Of course, I can only make such a statement if there is a reason for the change and I think this is it. Management’s commitment to vertical integration in the California market is starting to bear fruit. Here is what I always ask myself when a recommendation of mine goes down as far as SNN did. If I just discovered Sunniva, would I recommend it today? The answer at each step of the way including today in answering your question is “YES!” And because the stock is as depressed as it is, my conviction is stronger than ever.

So what has changed to account for such an improvement in investor psychology? I think we were focussed too much on the big picture and not enough on the small picture. The big picture is still intact. Let’s look at California. California as an economic and cannabis industry unit is larger than Canada. In Canada, if you ask people to name the three largest cannabis companies the names that will come up most often are Canopy, Aurora and, yes, even with their problems, Aphria.

The market caps (stock market value) of these companies ranges from $2 billion to $13 billion. If you ask the same question about the leaders in California, Sunniva’s name will almost always be in the top three and in several cases will be number one. SNN’s market cap is less than $200 million. Given the big picture, what market would you rather be in and what company would you rather invest in? To me, it is and always has been, Sunniva.

So what’s the small picture? What I overlooked is that we have been in a Missouri market. In 1899, Congressman Willard Vandiver said, “I’m from Missouri, and you have got to show me.” And maybe that was Sunniva’s and my problem. We have been in a Missouri stock market. In 2014 and 2015, if a company said they were thinking of going into cannabis, their stock price went up. In 2016 and 2017, if you presented a sensible business plan for getting into cannabis, your stock price went up. In 2018, and especially as the market showed increasing signs of fatigue, investors wanted more than promises.

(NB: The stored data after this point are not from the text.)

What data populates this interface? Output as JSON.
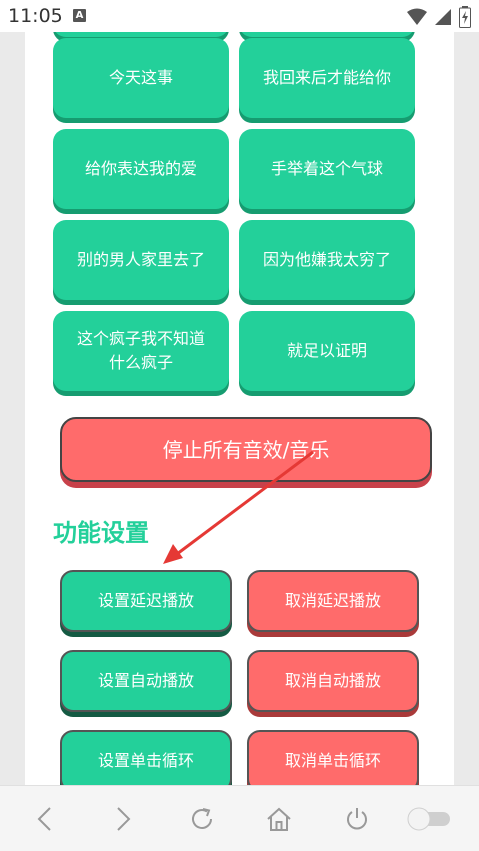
{
  "status": {
    "time": "11:05",
    "notification_glyph": "A"
  },
  "grid_buttons": [
    {
      "label": "今天这事"
    },
    {
      "label": "我回来后才能给你"
    },
    {
      "label": "给你表达我的爱"
    },
    {
      "label": "手举着这个气球"
    },
    {
      "label": "别的男人家里去了"
    },
    {
      "label": "因为他嫌我太穷了"
    },
    {
      "label": "这个疯子我不知道什么疯子",
      "line1": "这个疯子我不知道",
      "line2": "什么疯子"
    },
    {
      "label": "就足以证明"
    }
  ],
  "stop_button": "停止所有音效/音乐",
  "section_title": "功能设置",
  "settings": [
    {
      "set": "设置延迟播放",
      "cancel": "取消延迟播放"
    },
    {
      "set": "设置自动播放",
      "cancel": "取消自动播放"
    },
    {
      "set": "设置单击循环",
      "cancel": "取消单击循环"
    }
  ],
  "colors": {
    "green": "#23d09a",
    "red": "#ff6b6b",
    "arrow": "#e53935"
  },
  "nav_icons": [
    "back-icon",
    "forward-icon",
    "refresh-icon",
    "home-icon",
    "power-icon",
    "toggle-icon"
  ]
}
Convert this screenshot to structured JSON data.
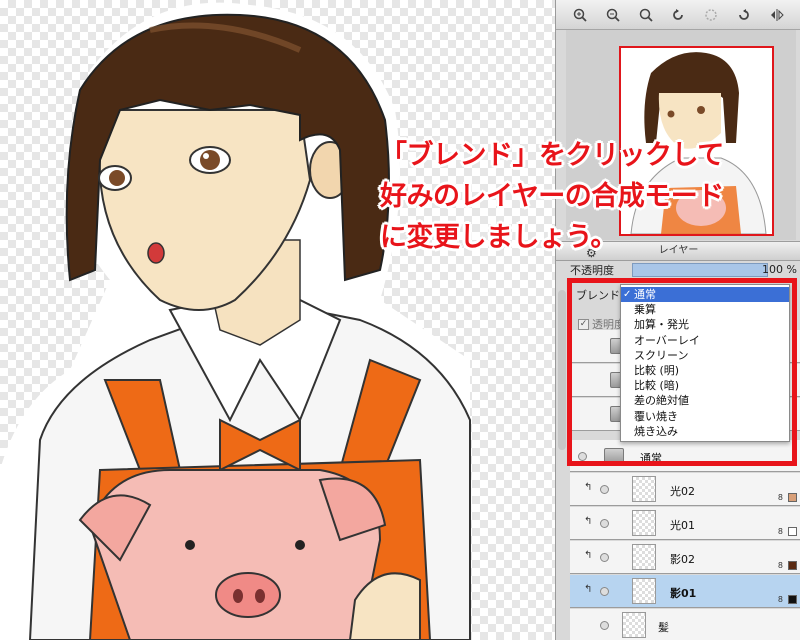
{
  "annotation": {
    "line1": "「ブレンド」をクリックして",
    "line2": "好みのレイヤーの合成モード",
    "line3": "に変更しましょう。"
  },
  "layer_panel": {
    "title": "レイヤー",
    "opacity_label": "不透明度",
    "opacity_value": "100 %",
    "blend_label": "ブレンド",
    "transparency_lock_label": "透明度",
    "folder_name": "通常"
  },
  "blend_menu": {
    "selected": "通常",
    "items": [
      "通常",
      "乗算",
      "加算・発光",
      "オーバーレイ",
      "スクリーン",
      "比較 (明)",
      "比較 (暗)",
      "差の絶対値",
      "覆い焼き",
      "焼き込み"
    ]
  },
  "layers": [
    {
      "name": "光02",
      "bit": "8",
      "swatch_color": "#d9a079",
      "selected": false
    },
    {
      "name": "光01",
      "bit": "8",
      "swatch_color": "#ffffff",
      "selected": false
    },
    {
      "name": "影02",
      "bit": "8",
      "swatch_color": "#5a2a12",
      "selected": false
    },
    {
      "name": "影01",
      "bit": "8",
      "swatch_color": "#111111",
      "selected": true
    },
    {
      "name": "髪",
      "bit": "",
      "swatch_color": "",
      "selected": false
    }
  ],
  "toolbar_icons": [
    "zoom-in-icon",
    "zoom-out-icon",
    "zoom-reset-icon",
    "rotate-left-icon",
    "rotate-reset-icon",
    "rotate-right-icon",
    "flip-horizontal-icon"
  ],
  "colors": {
    "highlight": "#e8141a",
    "menu_selection": "#3b6fd6",
    "selected_layer": "#b7d4f0"
  }
}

So investors said about Sunniva, “I appreciate your potential but what have you actually done?” The only answer, “Yeah. But look at the big picture.” The market wouldn’t or couldn’t look beyond the small picture to see the longer-term potential.

Until now. If we think of a vertically integrated cannabis company, then ground zero is cultivation, the next stage is oil extraction and the third and final stage is distribution. Instead of waiting for their grow operation to be ready, SNN established strategic partnerships with three suppliers of clean biomass. This provides input for their extraction facility which is functioning efficiently. The extracts had been inventoried pending SNN’s product launch. Sunniva has said they plan to expand their extraction capacity and having visited their operation at an early stage, I can tell you it is easier to expand than cultivation capacity.

The well anticipated bottleneck in the cannabis industry in California is distribution.

The problem is exacerbated by the ‘track and trace’ regulations instituted this year. The closing of the acquisition of LTYR completed the distribution requirement. One important matter is that LTYR is compliant with the new “track and trace” regulations in California that many former distributors are not. LTYR has fully automated sorting, weighing and packaging machines for large-scale distribution, an existing sales force and a real-time delivery platform. In addition, the company has strong management that will play an important role in SNN’s California management and it is revenue generating. SNN believes they are now in a position to sell all of their output and more.

Under this scenario, the Cathedral City grow facility fills in from behind. As output expands, it provides scalability to the entire operation by providing more biomass and profit margins rise as more of SNN grown product is used.

Looking at the biomass supply agreements, the processing potential of the extraction facility and potential sales through the distribution network, revenue in 2019 could approach $50 million in 2019. Moving forward, increased production from the California greenhouse means the ability to expand total sales and increase margins.

What I think about Sunniva hasn’t changed. If I liked it at $10, I like it even more now. But interesting enough, the market is warming up to the SNN story. As I have been explaining for almost a year, there’s a lot to like about Sunniva. This is a very good time to average your cost.